Integrating with Salesforce in Python

Overview

Salesforce connections are one of the newest additions to Zato 3.2, allowing you to look up and manage Salesforce records and other business data. To showcase it, the article will create a sample Salesforce marketing campaign in a way that does not require the usage of anything else except for basic REST APIs combined with plain Python objects, such as dicts.

If you have not done it already, you can download Zato here.

Basic workflow

The scope of our works will be:

  • Creating Salesforce credentials for our integration project
  • Defining a Salesforce connection in Zato
  • Authoring a service that will map input data to the format that Salesforce expects
  • Creating a Zato REST channel that will be invoked through curl during tests
  • Testing the integration

Creating Salesforce credentials

To be able to create as connection to Salesforce in the next step, we need a few credentials. There is a full article about how to prepare them and this section is the gist of it.

In runtime, based on this information, Zato will obtain the necessary authentication and authorization tokens itself, which means that you will only focus on the business side of the integrations, not on the low-level aspects of it.

The process of obtaining the credentials needs to be coordinated with an administrator of your organization. To assist in that, the screenshots below explain where to find them.

The credentials are:

  • Username and password
  • Consumer key
  • Consumer secret

The username and password are simply the same credentials that can be used to log in to Salesforce:

Consumer key and secret are properties of a connected app - this is a term that Salesforce uses for API clients that invoke its services. If you are already an experienced Salesforce REST API user, you may know the key and secret under their aliases of "client_id" and "client_secret" - these are the same objects.

Note that when a connected app already exists and you would like to retrieve the key and secret, they will be available under the "View" menu option for the app, not under "Edit" or "Manage".

Defining a Salesforce connection in Zato

With all the credentials in place, we can create a new Salesforce connection in Zato Dashboard, as below.

Authoring an integration service in Python

Above, we created a connection definition that lets Zato obtain session tokens and establish connections to Salesforce. Now, we can create an API service that will make use of such connections.

In the example below, we are using the POST REST method to invoke an endpoint that creates new Salesforce campaigns. In your own integrations, you can invoke any other Salesforce endpoint, using any REST method as needed, by following the same pattern, which is, create a model with input fields, build a Python dict for the request to Salesforce, invoke it and map all the required from the response from Salesforce to that which your own service returns to its own callers.

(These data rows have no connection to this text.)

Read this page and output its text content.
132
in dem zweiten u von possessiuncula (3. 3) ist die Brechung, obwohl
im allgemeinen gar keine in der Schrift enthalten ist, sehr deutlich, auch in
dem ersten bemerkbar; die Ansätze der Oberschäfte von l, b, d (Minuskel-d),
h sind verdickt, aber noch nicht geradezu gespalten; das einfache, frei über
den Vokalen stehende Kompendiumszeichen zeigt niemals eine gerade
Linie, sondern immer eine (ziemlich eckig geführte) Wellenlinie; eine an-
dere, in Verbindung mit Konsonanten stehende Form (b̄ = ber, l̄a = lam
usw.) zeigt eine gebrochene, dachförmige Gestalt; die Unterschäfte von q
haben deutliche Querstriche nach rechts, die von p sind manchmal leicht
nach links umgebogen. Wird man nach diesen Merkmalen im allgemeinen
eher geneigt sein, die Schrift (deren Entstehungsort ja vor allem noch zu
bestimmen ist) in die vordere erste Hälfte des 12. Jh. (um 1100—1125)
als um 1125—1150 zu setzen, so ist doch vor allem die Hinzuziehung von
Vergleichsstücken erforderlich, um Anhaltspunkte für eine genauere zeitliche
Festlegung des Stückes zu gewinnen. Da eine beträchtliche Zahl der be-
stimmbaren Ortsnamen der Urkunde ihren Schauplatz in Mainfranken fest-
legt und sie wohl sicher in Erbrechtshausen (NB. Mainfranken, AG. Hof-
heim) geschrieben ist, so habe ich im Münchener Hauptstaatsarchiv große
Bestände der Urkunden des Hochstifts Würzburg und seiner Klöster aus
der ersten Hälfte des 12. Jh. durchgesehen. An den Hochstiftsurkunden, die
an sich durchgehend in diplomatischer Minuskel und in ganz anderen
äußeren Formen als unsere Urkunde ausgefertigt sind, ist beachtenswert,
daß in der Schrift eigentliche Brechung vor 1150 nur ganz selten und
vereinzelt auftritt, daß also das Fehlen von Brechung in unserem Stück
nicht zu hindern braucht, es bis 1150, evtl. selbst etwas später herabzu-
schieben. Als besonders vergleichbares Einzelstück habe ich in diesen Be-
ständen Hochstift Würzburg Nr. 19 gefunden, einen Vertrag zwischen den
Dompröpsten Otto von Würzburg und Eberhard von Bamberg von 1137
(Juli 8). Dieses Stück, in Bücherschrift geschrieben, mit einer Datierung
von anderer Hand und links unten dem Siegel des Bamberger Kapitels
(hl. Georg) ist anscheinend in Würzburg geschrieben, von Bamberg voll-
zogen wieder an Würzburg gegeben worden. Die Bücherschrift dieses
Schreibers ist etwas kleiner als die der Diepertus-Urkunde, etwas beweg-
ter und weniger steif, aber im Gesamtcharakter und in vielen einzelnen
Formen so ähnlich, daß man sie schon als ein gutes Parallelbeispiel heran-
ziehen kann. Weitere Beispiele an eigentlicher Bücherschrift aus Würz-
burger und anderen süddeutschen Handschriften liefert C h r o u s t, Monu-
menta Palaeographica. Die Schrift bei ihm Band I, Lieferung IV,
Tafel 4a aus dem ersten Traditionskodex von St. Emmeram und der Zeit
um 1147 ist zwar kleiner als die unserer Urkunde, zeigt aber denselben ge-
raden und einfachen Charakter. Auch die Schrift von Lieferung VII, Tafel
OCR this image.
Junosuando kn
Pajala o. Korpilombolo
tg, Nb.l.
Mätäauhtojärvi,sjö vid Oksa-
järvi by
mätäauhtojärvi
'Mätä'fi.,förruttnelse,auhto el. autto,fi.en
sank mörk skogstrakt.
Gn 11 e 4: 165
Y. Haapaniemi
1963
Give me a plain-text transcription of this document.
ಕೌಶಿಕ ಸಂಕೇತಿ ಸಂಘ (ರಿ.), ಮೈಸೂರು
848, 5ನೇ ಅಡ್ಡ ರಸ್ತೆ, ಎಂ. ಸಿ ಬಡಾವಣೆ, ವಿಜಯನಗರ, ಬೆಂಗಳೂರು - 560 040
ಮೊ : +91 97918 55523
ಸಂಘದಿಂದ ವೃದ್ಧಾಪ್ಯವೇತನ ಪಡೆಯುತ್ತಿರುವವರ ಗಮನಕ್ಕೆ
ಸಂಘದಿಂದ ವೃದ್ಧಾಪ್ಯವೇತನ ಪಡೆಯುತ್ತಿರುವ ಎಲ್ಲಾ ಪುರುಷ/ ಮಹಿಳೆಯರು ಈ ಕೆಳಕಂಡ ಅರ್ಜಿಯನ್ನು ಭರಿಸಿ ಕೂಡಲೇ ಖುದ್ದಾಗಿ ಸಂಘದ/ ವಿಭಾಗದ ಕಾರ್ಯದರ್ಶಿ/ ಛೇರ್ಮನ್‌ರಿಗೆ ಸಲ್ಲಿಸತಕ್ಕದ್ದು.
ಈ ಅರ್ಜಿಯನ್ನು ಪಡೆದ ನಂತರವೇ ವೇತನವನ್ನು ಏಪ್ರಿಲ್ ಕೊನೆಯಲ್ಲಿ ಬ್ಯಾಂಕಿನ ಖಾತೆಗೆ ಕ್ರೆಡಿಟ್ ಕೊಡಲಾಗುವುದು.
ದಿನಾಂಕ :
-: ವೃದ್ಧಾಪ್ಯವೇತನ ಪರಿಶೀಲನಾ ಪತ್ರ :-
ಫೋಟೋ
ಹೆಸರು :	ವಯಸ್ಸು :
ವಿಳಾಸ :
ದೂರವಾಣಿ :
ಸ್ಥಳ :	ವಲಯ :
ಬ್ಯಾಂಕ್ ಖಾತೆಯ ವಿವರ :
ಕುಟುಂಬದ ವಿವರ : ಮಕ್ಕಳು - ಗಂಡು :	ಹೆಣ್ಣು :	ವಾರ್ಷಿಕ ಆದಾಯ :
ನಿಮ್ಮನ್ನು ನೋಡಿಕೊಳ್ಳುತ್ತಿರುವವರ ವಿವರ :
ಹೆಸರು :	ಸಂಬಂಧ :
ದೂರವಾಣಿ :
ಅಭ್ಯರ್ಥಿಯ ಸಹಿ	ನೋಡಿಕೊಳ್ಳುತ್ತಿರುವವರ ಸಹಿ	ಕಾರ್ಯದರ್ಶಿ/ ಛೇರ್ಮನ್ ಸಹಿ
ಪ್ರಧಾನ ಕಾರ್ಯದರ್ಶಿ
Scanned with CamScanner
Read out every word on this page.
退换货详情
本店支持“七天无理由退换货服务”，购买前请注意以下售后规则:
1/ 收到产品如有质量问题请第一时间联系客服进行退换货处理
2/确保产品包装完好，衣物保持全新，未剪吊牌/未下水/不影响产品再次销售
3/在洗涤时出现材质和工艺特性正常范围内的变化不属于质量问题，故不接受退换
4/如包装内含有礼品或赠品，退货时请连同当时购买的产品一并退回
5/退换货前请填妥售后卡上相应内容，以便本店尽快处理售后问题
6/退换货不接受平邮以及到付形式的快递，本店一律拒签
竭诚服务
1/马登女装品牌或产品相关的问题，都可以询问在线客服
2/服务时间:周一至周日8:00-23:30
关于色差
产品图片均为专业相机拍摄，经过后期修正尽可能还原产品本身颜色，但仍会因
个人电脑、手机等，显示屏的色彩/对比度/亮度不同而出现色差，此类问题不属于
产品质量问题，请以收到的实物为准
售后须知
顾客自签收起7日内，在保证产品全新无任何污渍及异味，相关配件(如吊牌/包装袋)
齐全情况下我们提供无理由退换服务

Note that we use a datamodel-based SimpleIO definition for the service. Among other things, although we are not going to do it here, this would let us offer definitions for this and other services.

# -*- coding: utf-8 -*-

# stdlib
from dataclasses import dataclass

# Zato
from zato.server.service import Model, Service

# ###########################################################################

if 0:
    from zato.server.connection.salesforce import SalesforceClient

# ###########################################################################

@dataclass(init=False)
class CreateCampaignRequest(Model):
    name:    str
    segment: str

# ###########################################################################

@dataclass(init=False)
class CreateCampaignResponse(Model):
    campaign_id: str

# ###########################################################################

class CreateCampaign(Service):

    class SimpleIO:
        input  = CreateCampaignRequest
        output = CreateCampaignResponse

    def handle(self):

        # This is our input data
        input = self.request.input # type: CreateCampaignRequest

        # Salesforce REST API endpoint to invoke - note that Zato
        # will add a prefix to it containing the API version.
        path = '/sobjects/Campaign/'

        # Build the request to Salesforce based on what we received
        request = {
          'Name': input.name,
          'Segment__c': input.segment,
        }

        # .. create a reference to our connection definition ..
        salesforce = self.cloud.salesforce['My Salesforce Connection']

        # .. obtain a client to Salesforce ..
        with salesforce.conn.client() as client: # type: SalesforceClient

            # .. create the campaign now ..
            sf_response = client.post(path, request)

        # .. build our response object ..
        response = CreateCampaignResponse()
        response.campaign_id = sf_response['id']

        # .. and return its ID to our caller.
        self.response.payload = response

# ###########################################################################

Creating a REST channel

Note that we assign HTTP Basic Auth credentials to the channel. In this manner, it is possible for clients of this REST channel to authenticate using a method that they are already familiar which simplifies everyone's work - it is Zato that deals with how to authenticate against Salesforce whereas your API clients use the ubiquitous HTTP Basic Auth method.

Testing

The last step is to invoke the newly created channel:

$ curl http://api:password@localhost:17010/api/campaign/create -d '{"name":"Hello", "segment":"123"}'
{"campaign_id":"8901Z3VHXDTebEJWs"}
$

That is everything - you have just integrated with Salesforce and exposed a REST channel for external applications to integrate with!